How can I show what the this converges to?
It looks like it is just $1/3$, but how can I be sure and show that?
Another question:
I have this series and another one that were both generated by inserting zeroes into the Grandi series.
This obviously changes the Cesaro sum of this series from the Grandi series (we can see above this isn't converging on $1/2$ as the Grandi series does).
My question is, given a convergent series (a standard convergent series), will its sum change if we insert zeroes into it?
My thinking so far is that it shouldn't.
When summing a normal series, you don't need to take averages so the addition of zeroes won't change anything.
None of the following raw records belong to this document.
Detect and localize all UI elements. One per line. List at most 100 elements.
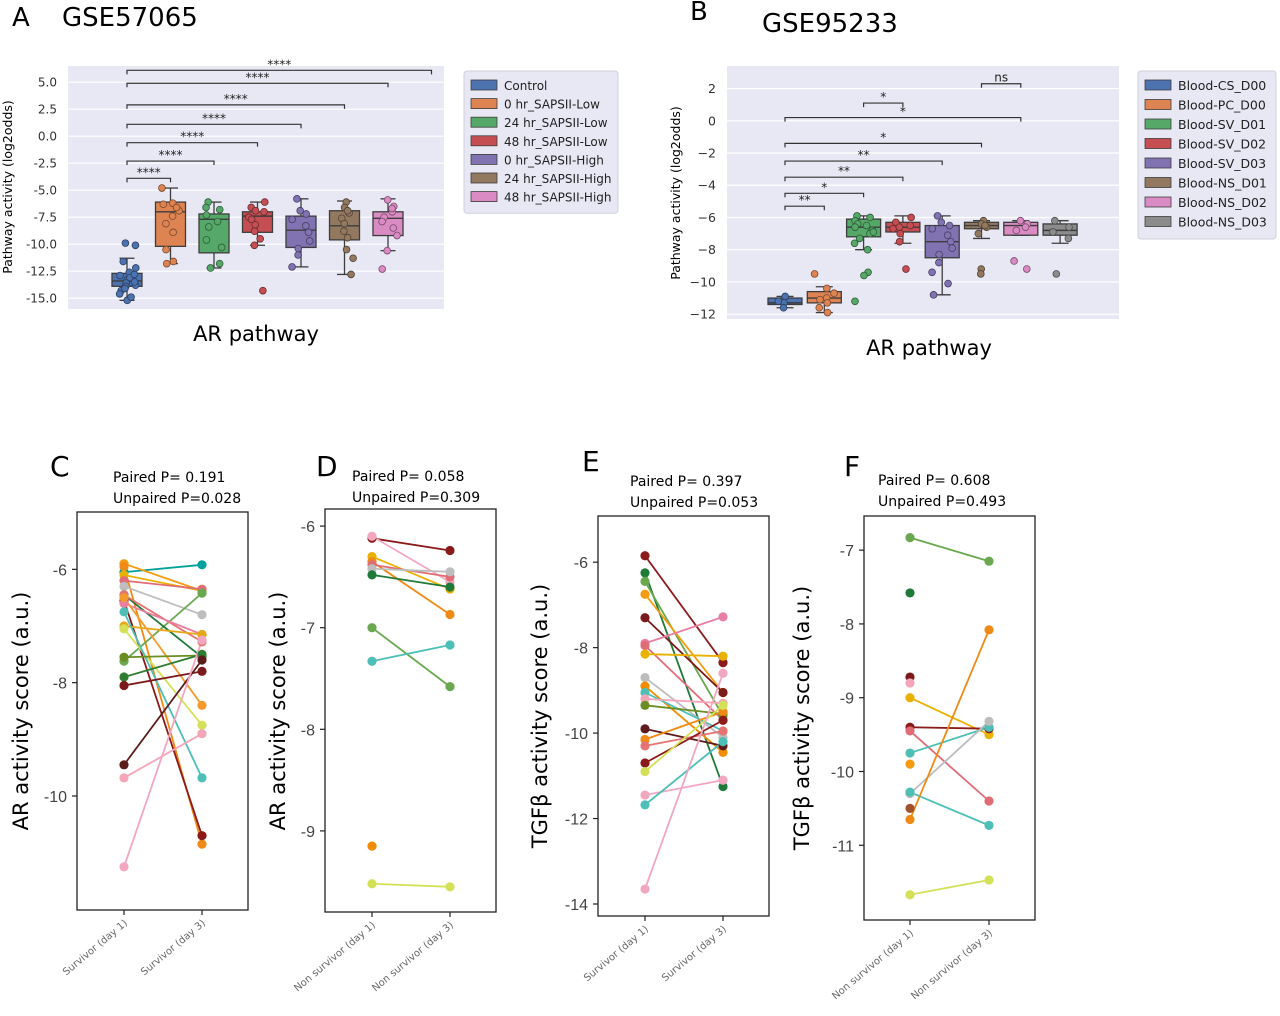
legend-swatch: [470, 98, 498, 109]
data-point: [304, 228, 313, 237]
panel-d-paired-p: Paired P= 0.058: [352, 469, 464, 485]
point-day1: [640, 681, 650, 691]
data-point: [1049, 228, 1057, 236]
y-tick-label: -2.5: [34, 157, 57, 171]
data-point: [343, 233, 352, 242]
data-point: [169, 257, 178, 266]
point-day1: [367, 623, 377, 633]
data-point: [342, 245, 351, 254]
data-point: [340, 227, 348, 236]
point-day1: [119, 672, 129, 682]
panel-b-letter: B: [690, 0, 708, 27]
y-tick-label: 2: [708, 81, 716, 96]
data-point: [206, 264, 215, 272]
data-point: [293, 195, 301, 203]
point-day3: [718, 775, 728, 785]
y-tick-label: −10: [690, 274, 716, 289]
data-point: [130, 278, 139, 286]
point-day1: [905, 759, 915, 769]
data-point: [388, 204, 396, 213]
significance-label: ****: [202, 111, 226, 125]
x-tick-label: Non survivor (day 1): [830, 928, 916, 1002]
significance-bracket: [863, 102, 904, 108]
panel-f-paired-p: Paired P= 0.608: [878, 473, 990, 489]
significance-bracket: [126, 177, 172, 183]
panel-c-unpaired-p: Unpaired P=0.028: [113, 491, 241, 507]
y-tick-label: -6: [574, 555, 588, 572]
y-tick-label: -6: [53, 562, 67, 579]
panel-f-plot: -7 -8 -9 -10 -11 Non survivor (day 1)Non surv…: [830, 532, 995, 1002]
point-day3: [197, 831, 207, 841]
point-day1: [640, 700, 650, 710]
box-Blood-CS_D00: [767, 292, 803, 312]
significance-label: **: [799, 193, 811, 207]
point-day1: [640, 724, 650, 734]
data-point: [823, 308, 832, 317]
panel-a-legend: Control 0 hr_SAPSII-Low 24 hr_SAPSII-Low 48…: [463, 70, 619, 214]
point-day1: [640, 741, 650, 751]
point-day3: [197, 588, 207, 598]
y-tick-label: 0: [708, 113, 716, 128]
box-Blood-NS_D03: [1042, 216, 1078, 278]
data-point: [810, 270, 819, 278]
point-day3: [718, 700, 728, 710]
data-point: [162, 259, 171, 268]
panel-d-letter: D: [316, 450, 338, 483]
point-day3: [197, 635, 207, 645]
pair-line: [123, 562, 203, 592]
point-day3: [984, 875, 994, 885]
data-point: [976, 270, 985, 278]
panel-a-y-ticks: 5.0 2.5 0.0 -2.5 -5.0 -7.5 -10.0 -12.5 -15.0: [26, 76, 57, 306]
panel-c-paired-p: Paired P= 0.191: [113, 470, 225, 486]
point-day3: [445, 609, 455, 620]
point-day1: [367, 531, 377, 541]
point-day1: [119, 773, 129, 783]
significance-bracket: [126, 104, 346, 109]
pair-line: [123, 579, 203, 591]
box-Blood-SV_D03: [924, 212, 960, 299]
data-point: [162, 219, 170, 228]
panel-c-plot: -6 -8 -10 Survivor (day 1) Survivor (day 3): [44, 559, 208, 978]
point-day1: [367, 570, 377, 580]
panel-b-x-axis-label: AR pathway: [866, 336, 992, 360]
significance-bracket: [980, 83, 1022, 88]
pair-line: [909, 730, 990, 802]
point-day1: [640, 576, 650, 587]
data-point: [1065, 223, 1073, 231]
point-day3: [197, 729, 207, 739]
y-tick-label: -5.0: [34, 184, 57, 198]
point-day1: [119, 593, 129, 603]
y-tick-label: 2.5: [38, 103, 57, 117]
data-point: [851, 297, 859, 306]
legend-label: Blood-CS_D00: [1178, 78, 1266, 93]
box-iqr: [372, 211, 404, 237]
box-24 hr_SAPSII-High: [328, 198, 361, 279]
significance-bracket: [126, 69, 433, 75]
pair-line: [909, 726, 990, 754]
data-point: [928, 224, 937, 233]
data-point: [347, 270, 355, 279]
panel-a-letter: A: [12, 3, 30, 33]
data-point: [1051, 216, 1059, 225]
x-tick-label: Non survivor (day 1): [292, 920, 378, 994]
pair-line: [123, 654, 203, 659]
point-day1: [640, 694, 650, 704]
x-tick-label: Non survivor (day 3): [370, 920, 456, 994]
point-day3: [984, 556, 994, 566]
point-day3: [197, 720, 207, 730]
legend-swatch: [1144, 138, 1172, 149]
y-tick-label: -11: [832, 838, 854, 855]
data-point: [937, 218, 946, 227]
point-day3: [197, 773, 207, 783]
data-point: [850, 239, 859, 248]
point-day1: [905, 803, 915, 813]
data-point: [121, 284, 129, 293]
significance-bracket: [784, 205, 825, 211]
box-48 hr_SAPSII-Low: [241, 198, 274, 295]
legend-label: Control: [504, 79, 547, 93]
data-point: [781, 292, 789, 301]
data-point: [168, 212, 177, 220]
pair-line: [644, 685, 724, 754]
y-tick-label: −12: [690, 307, 716, 322]
box-Blood-NS_D02: [1003, 216, 1039, 273]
You just keep adding zeroes to the partial sum, but they won't have any effect, since you don't have to take an average as you have to in the Cesaro sum.
Does this seem correct at all?
Thank you
In the $k$th group of three terms you have the values $$\frac{k}{3k-2},\ \frac{k}{3k-1},\ \frac{k}{3k}$$ where the "group index" $k$ runs through $1,2,3,\cdots .$ In this form it is easier to see that as $k$ gets large the limit is $1/3$ as you say.
For the other question, if a series is originally convergent, insertion of $0$ terms doesn't change things, for essentially the reason you gave. But if the original series is not convergent in the usual sense, yet cesaro-converges, then as your example shows insertion of zeros can change the cesaro sum.